As condições têm causado preocupação entre os usuários e mostram a vulnerabilidade dos sistema de transporte enfrentando problemas no fornecimento de energia.
O eclipse solar desaparecerá?
Empresa de transporte urbano O Rápido Expresso Pégaso e aqueles chamados ‘chinêsDesde março, o preço dos ingressos aumentou 0,50 centavos no corredor onde fica o Acho, um dos centros nevrálgicos da cidade. Esta alteração tarifária estende-se a toda a rota e afecta milhares de passageiros que dependem destes serviços todos os dias para trabalho, educação e viagens pessoais.
O aumento dos custos dos transportes públicos não se limita aos autocarros. O táxi que cobre a viagem Acho que para Puente Piedra e Zapallal experimentou um crescimento ainda maior. Segundo depoimento colhido pela RPP, a passagem padrão de 7 soles passou a custar 10 soles, o que representa um reajuste de até 3 soles por viagem. Os motoristas salientaram que a escassez de petróleo e o aumento dos preços internacionais do petróleo causaram uma pressão insustentável sobre os preços do petróleo.
Quando esse problema começou?
A raiz da situação foi no dia 1º de março, quando um incidente técnico causou o rompimento do principal oleoduto da empresa. Companhia de Transporte de Gás do Peru (TGP) No distrito de Megantoni, Cusco. Este gasoduto, o único que fornece GNV à costa peruana, está fora de serviço desde então, obrigando as autoridades a declarar emergência na cadeia de abastecimento de gás natural. A isto soma-se a crise no Médio Oriente devido à guerra entre os Estados Unidos e o Irão.
O Governo declarou-a como medida de emergência ajuda direta e única 120 soles para taxistas de Lima, Callao e Ica que usam GNV e são licenciados pela Autoridade de Transporte Urbano (ATU) ou a cidade provincial correspondente. Esta ajuda visa compensar parcialmente o impacto da escassez de gás e aliviar as dificuldades daqueles que dependem deste petróleo para trabalhar.

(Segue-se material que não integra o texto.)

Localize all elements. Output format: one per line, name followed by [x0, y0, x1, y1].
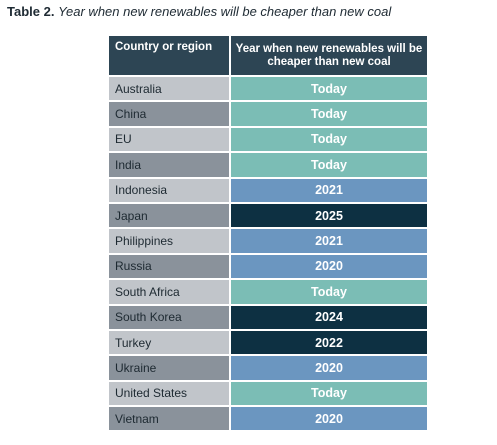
country-cell: Australia [109, 76, 231, 103]
country-cell: India [109, 152, 231, 179]
year-cell: Today [230, 126, 427, 154]
table-row: South Africa Today [109, 279, 427, 306]
renewables-vs-coal-table: Country or region Year when new renewabl… [109, 36, 427, 433]
year-cell: Today [230, 380, 427, 408]
table-header-row: Country or region Year when new renewabl… [109, 36, 427, 77]
table-row: Ukraine 2020 [109, 355, 427, 382]
table-row: Indonesia 2021 [109, 177, 427, 204]
year-cell: Today [230, 76, 427, 103]
year-cell: 2025 [230, 202, 427, 230]
year-cell: 2024 [230, 304, 427, 331]
table-row: Vietnam 2020 [109, 406, 427, 433]
year-cell: Today [230, 152, 427, 179]
country-cell: South Korea [109, 304, 231, 331]
country-cell: Turkey [109, 329, 231, 357]
year-cell: 2020 [230, 253, 427, 281]
header-year: Year when new renewables will be cheaper… [230, 36, 427, 77]
country-cell: Vietnam [109, 406, 231, 433]
table-caption-text: Year when new renewables will be cheaper… [58, 4, 392, 19]
table-caption-label: Table 2. [7, 4, 55, 19]
country-cell: Philippines [109, 228, 231, 255]
table-row: Philippines 2021 [109, 228, 427, 255]
table-row: China Today [109, 101, 427, 128]
table-row: South Korea 2024 [109, 304, 427, 331]
country-cell: Ukraine [109, 355, 231, 382]
table-row: Japan 2025 [109, 202, 427, 230]
year-cell: 2020 [230, 406, 427, 433]
year-cell: Today [230, 279, 427, 306]
table-row: Turkey 2022 [109, 329, 427, 357]
table-row: Russia 2020 [109, 253, 427, 281]
country-cell: United States [109, 380, 231, 408]
header-country: Country or region [109, 36, 231, 77]
country-cell: South Africa [109, 279, 231, 306]
year-cell: Today [230, 101, 427, 128]
table-row: United States Today [109, 380, 427, 408]
table-body: Australia Today China Today EU Today India Toda… [109, 76, 427, 433]
country-cell: Indonesia [109, 177, 231, 204]
year-cell: 2022 [230, 329, 427, 357]
year-cell: 2020 [230, 355, 427, 382]
table-caption: Table 2. Year when new renewables will b… [7, 4, 391, 19]
year-cell: 2021 [230, 228, 427, 255]
table-row: Australia Today [109, 76, 427, 103]
year-cell: 2021 [230, 177, 427, 204]
table-row: India Today [109, 152, 427, 179]
country-cell: Japan [109, 202, 231, 230]
table-row: EU Today [109, 126, 427, 154]
country-cell: China [109, 101, 231, 128]
country-cell: EU [109, 126, 231, 154]
country-cell: Russia [109, 253, 231, 281]
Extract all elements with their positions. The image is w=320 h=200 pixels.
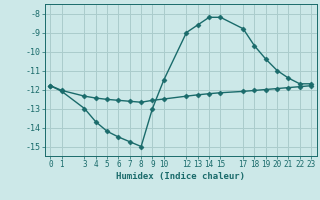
X-axis label: Humidex (Indice chaleur): Humidex (Indice chaleur)	[116, 172, 245, 181]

O auxílio foi divulgado oficialmente na semana passada e a distribuição deverá começar nos próximos dias, segundo notícia publicada pela RPP Noticias. Embora o Ministério da Energia e Recursos Minerais (MEU) respondeu à emergência implementando-a o mais rapidamente possível, muitos motoristas criticam as medidas como insuficientes.
“Se o preço do combustível continuar a subir, é provável que o preço do bilhete não volte ao preço anterior, ainda que o fornecimento de GNV seja normal”, explicaram os dirigentes e motoristas da RPP. A incerteza sobre a duração do aumento e a possibilidade de preços mais elevados suscitaram preocupações entre os viajantes, que terão de ajustar os seus orçamentos para fazer face a estes custos adicionais.

Que decisão o usuário do transporte público tomou?
Nesta situação, os utilizadores dos transportes urbanos são obrigados a ajustar as suas rotinas, encontrar alternativas mais baratas ou reduzir as suas viagens. O depoimento de um passageiro, recolhido pela RPP Noticias, resume a confusão em massa: “A tarifa aumentou e não se sabe por quanto tempo. Não temos escolha a não ser pagar para ir trabalhar”.